Sostenibilità sociale e ambientale, alla Nova Fides arriva l’orto in fabbrica e la valorizzazione dei colori naturali delle fibre che fa risparmiare acqua ed energia
La crisi pandemica alla Nova Fides, il lanificio dei fratelli Paolo e Claudio Calabresi di via del Bisenzio a Montemurlo, è stata vissuta in maniera propositiva, come un’opportunità di crescita, come un tempo “sospeso”, utile per ripensare il proprio modo di produrre ma anche di stare in azienda. Mesi difficili che hanno portato ad una nuova visione, che si può riassumere in quello che è diventato lo slogan aziendale “Nature is the future”, la natura è il futuro. Un modo di produrre, dunque, attento all’ambiente ma senza mai dimenticare le persone, le vere protagoniste di questa “transizione green”:« In questi mesi abbiamo coinvolto i nostri dipendenti, una quarantina in tutto, in un vero e proprio processo partecipativo, grazie al quale abbiamo raccolto idee e suggerimenti per migliorare lo “stare bene in fabbrica”, perché sul posto di lavoro trascorriamo tante ore ed è importante lavorare in serenità. – raccontano i fratelli Calabresi – Tra le tante è venuta fuori anche l’idea di realizzare un orto in fabbrica. Così abbiamo deciso di valorizzare un piccolo appezzamento di terreno incolto che avevamo tra i capannoni e già da qualche mese è iniziata la sua coltivazione. Tutti partecipano a questa esperienza, guidati da un dipendente che ha molta esperienza nel settore e che aiuta i colleghi in questa nuova attività. Un’opportunità di relax a contatto con la terra ma anche un importante momento di scambio e socializzazione. Tra qualche mese – concludono scherzando i fratelli Calabresi- chi arriverà alla Nova Fides troverà all’ingresso ad accoglierli cesti di insalate e pomodori».

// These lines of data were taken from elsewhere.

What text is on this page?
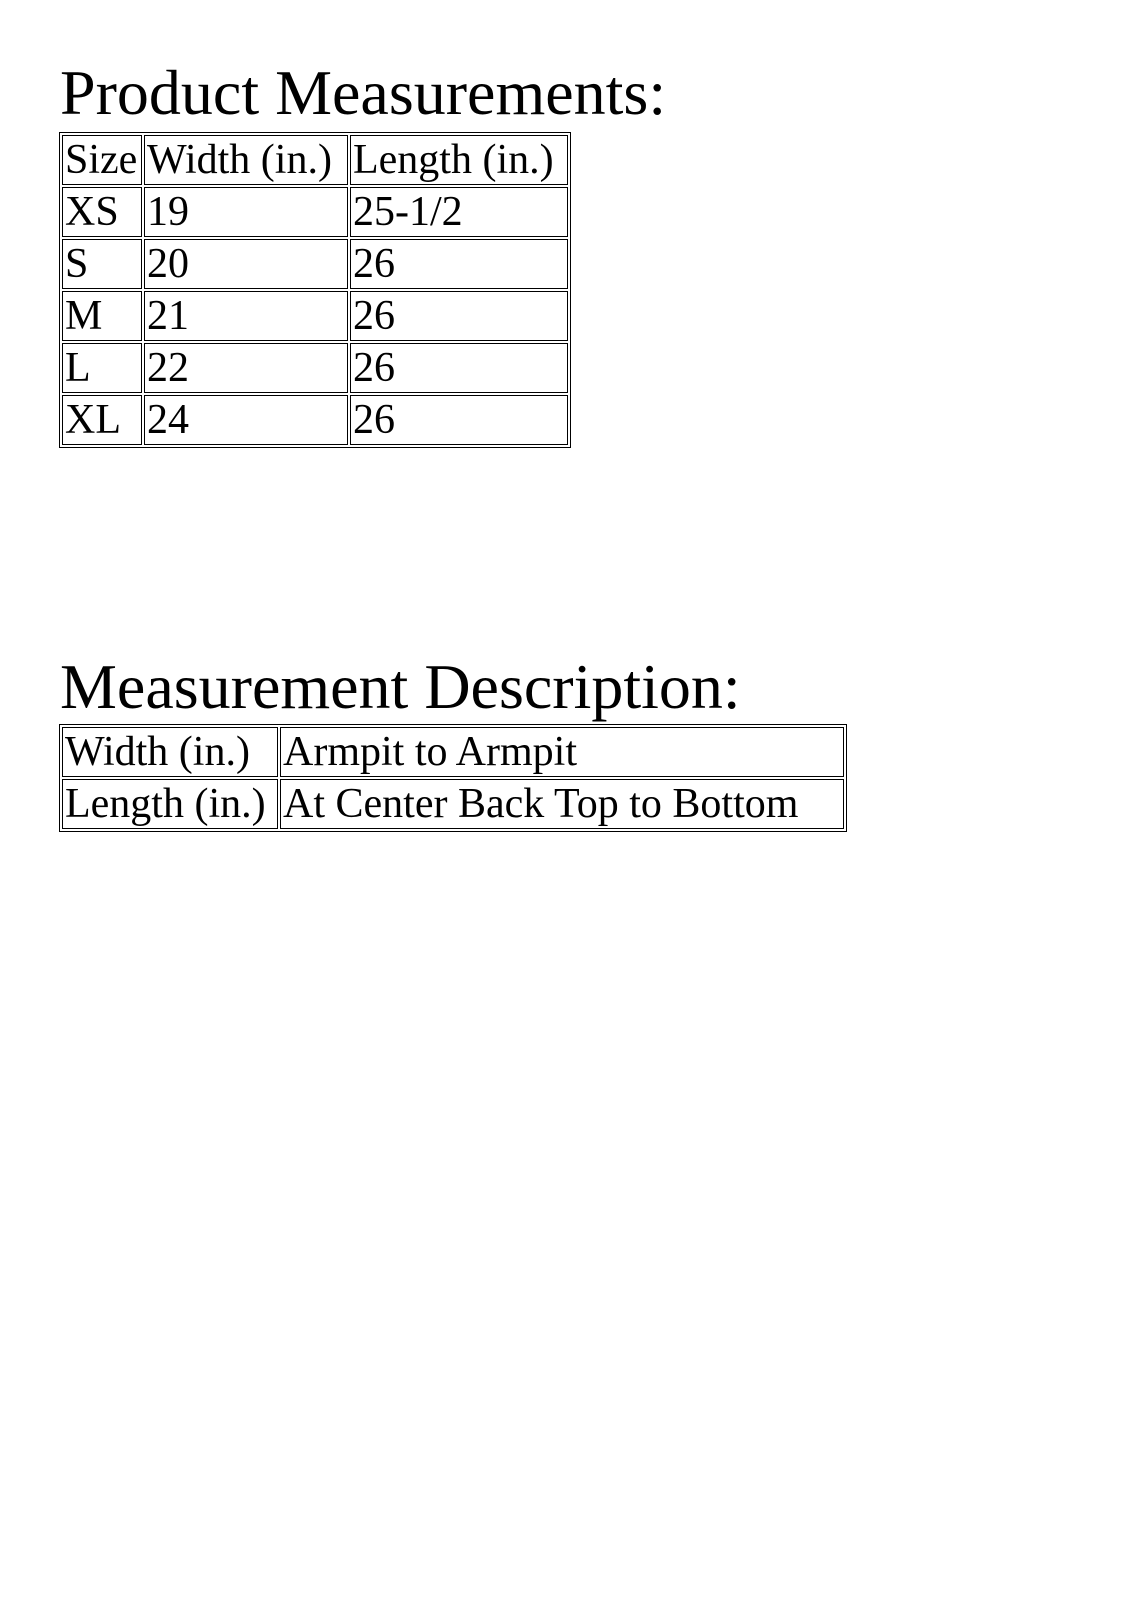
Product Measurements:
Size	Width (in.)	Length (in.)
XS	19	25-1/2
S	20	26
M	21	26
L	22	26
XL	24	26
Measurement Description:
Width (in.)	Armpit to Armpit
Length (in.)	At Center Back Top to Bottom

Ma voler bene all’ambiente per la Nova Fides significa anche risparmiare risorse e produrre tessuti davvero sostenibili. Nasce così una collezione di tessuti Undyed, non tinti, ma colorati naturalmente dalla tinta naturale dell’animale o della pianta con la quale sono stati fatti. «Abbiamo sperimentato fibre come il Kapok, il lama, il cammello, ma anche la stessa lana di pecora, però tutte sono utilizzate con il loro colore naturale. Che non è quello bianco, ma altre bellissime tonalità che rendono ogni capo unico.- continuano i fratelli Calabresi– Sembra l’uovo di Colombo, ma noi abbiamo semplicemente iniziato a valorizzare ciò che gli altri scartavano. Prendo ad esempio la “lana moretta”, una lana più scura naturalmente, dalla quale abbiamo ricavato tessuti che non hanno bisogno di essere tinti ma sono belli di sè, morbidi e destinati a durare nel tempo per loro natura. Produrre tessuti sostenibili non significa rinunciare a qualcosa, ma aggiungere qualcosa di importante: la responsabilità». Una scelta, infatti, che ha degli impatti ambientali rilevanti in termini di risparmio di coloranti e di litri di acqua che servono nel processo di tintoria. « La responsabilità sociale e ambientale rappresentano un valore aggiunto al prodotto, che il cliente, al momento dell’acquisto, apprezza sempre più. – sottolinea il sindaco di Montemurlo, Simone Calamai che ieri ha fatto visita all’azienda – Montemurlo è eccellenza nel settore del manifatturiero e credo che, oltre alle certificazioni ambientali, debba puntare ad elaborare in tempi brevi anche una certificazione riguardo alla “sicurezza sul lavoro”. Un bollino di qualità che darebbe ancora più valore al nostro distretto. Un obbiettivo comune che deve vedere impegnati tutti gli attori in causa: imprenditori, sindacati, istituzioni, scuole.»